To find the minimum distance from the parabola x + y^2 = 0 to the point (0, -3), we can use the concept of perpendicular distance.

First, let's rewrite the equation of the parabola in the standard form:

x + y^2 = 0
y^2 = -x
y = ±√(-x)

Now, to find the distance from a point to the parabola, we draw a perpendicular line from the point to the parabola. The length of this perpendicular line is the minimum distance.

Let's consider a general point on the parabola, (t, ±√(-t)). The slope of the tangent to the parabola at this point can be found by differentiating y with respect to x:

dy/dx = d(±√(-x)) / dx = ±1 / (2√(-x))

Now, using the point-slope form of the equation of a line, the equation of the tangent line at the point (t, ±√(-t)) on the parabola is:

y - √(-t) = ±1 / (2√(-t)) * (x - t)

Next, we consider the line passing through (0, -3) with slope -2/3 (the negative reciprocal of the tangent line slope), which is perpendicular to the tangent line. Using the point-slope form again, the equation of this line is:

y + 3 = -2/3 * (x - 0)

Now, we solve the system of equations formed by the tangent line and the perpendicular line by finding their point of intersection. Substitute the y-value from the second equation into the first equation:

±√(-t) - √(-t) = ±1 / (2√(-t)) * (3 - 0)
0 = ±(3/2√(-t)) * (1 - √(-t))
0 = ±(3/2) * (1 - √(-t))

Now, we can solve for √(-t):

±1 - √(-t) = 0
√(-t) = ±1
-t = 1 (since t is real)
t = -1

So, the point of intersection of the two lines is (-1, -1).

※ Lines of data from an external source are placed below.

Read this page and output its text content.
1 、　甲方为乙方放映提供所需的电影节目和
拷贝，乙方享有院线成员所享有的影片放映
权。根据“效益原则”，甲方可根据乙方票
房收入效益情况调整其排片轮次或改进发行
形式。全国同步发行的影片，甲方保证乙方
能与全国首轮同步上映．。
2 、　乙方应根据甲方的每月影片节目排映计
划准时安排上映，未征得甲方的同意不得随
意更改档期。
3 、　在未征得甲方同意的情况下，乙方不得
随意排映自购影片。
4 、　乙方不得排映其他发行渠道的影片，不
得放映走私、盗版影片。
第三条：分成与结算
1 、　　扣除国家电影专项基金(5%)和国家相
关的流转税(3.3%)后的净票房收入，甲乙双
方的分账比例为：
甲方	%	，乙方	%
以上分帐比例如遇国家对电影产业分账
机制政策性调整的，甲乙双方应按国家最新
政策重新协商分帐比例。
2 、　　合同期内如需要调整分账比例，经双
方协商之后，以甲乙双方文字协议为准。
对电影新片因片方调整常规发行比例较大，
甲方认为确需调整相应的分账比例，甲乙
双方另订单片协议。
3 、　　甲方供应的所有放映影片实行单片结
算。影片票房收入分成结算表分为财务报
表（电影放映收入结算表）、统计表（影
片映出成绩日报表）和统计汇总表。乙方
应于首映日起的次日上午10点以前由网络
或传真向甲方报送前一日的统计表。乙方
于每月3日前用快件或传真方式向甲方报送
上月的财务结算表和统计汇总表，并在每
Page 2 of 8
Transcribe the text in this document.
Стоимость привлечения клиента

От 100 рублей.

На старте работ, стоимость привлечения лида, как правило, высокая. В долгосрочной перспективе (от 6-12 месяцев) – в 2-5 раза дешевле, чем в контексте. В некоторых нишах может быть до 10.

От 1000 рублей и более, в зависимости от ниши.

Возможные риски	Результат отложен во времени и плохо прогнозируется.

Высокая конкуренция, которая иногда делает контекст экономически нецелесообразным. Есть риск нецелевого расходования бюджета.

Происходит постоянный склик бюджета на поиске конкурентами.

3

Now, we can find the distance between (-1, -1) and (0, -3) using the distance formula:

Distance = √((x2 - x1)^2 + (y2 - y1)^2)
= √((0 - (-1))^2 + (-3 - (-1))^2)
= √((1)^2 + (-2)^2)
= √(1 + 4)
= √5

Therefore, the minimum distance from the parabola x + y^2 = 0 to the point (0, -3) is √5.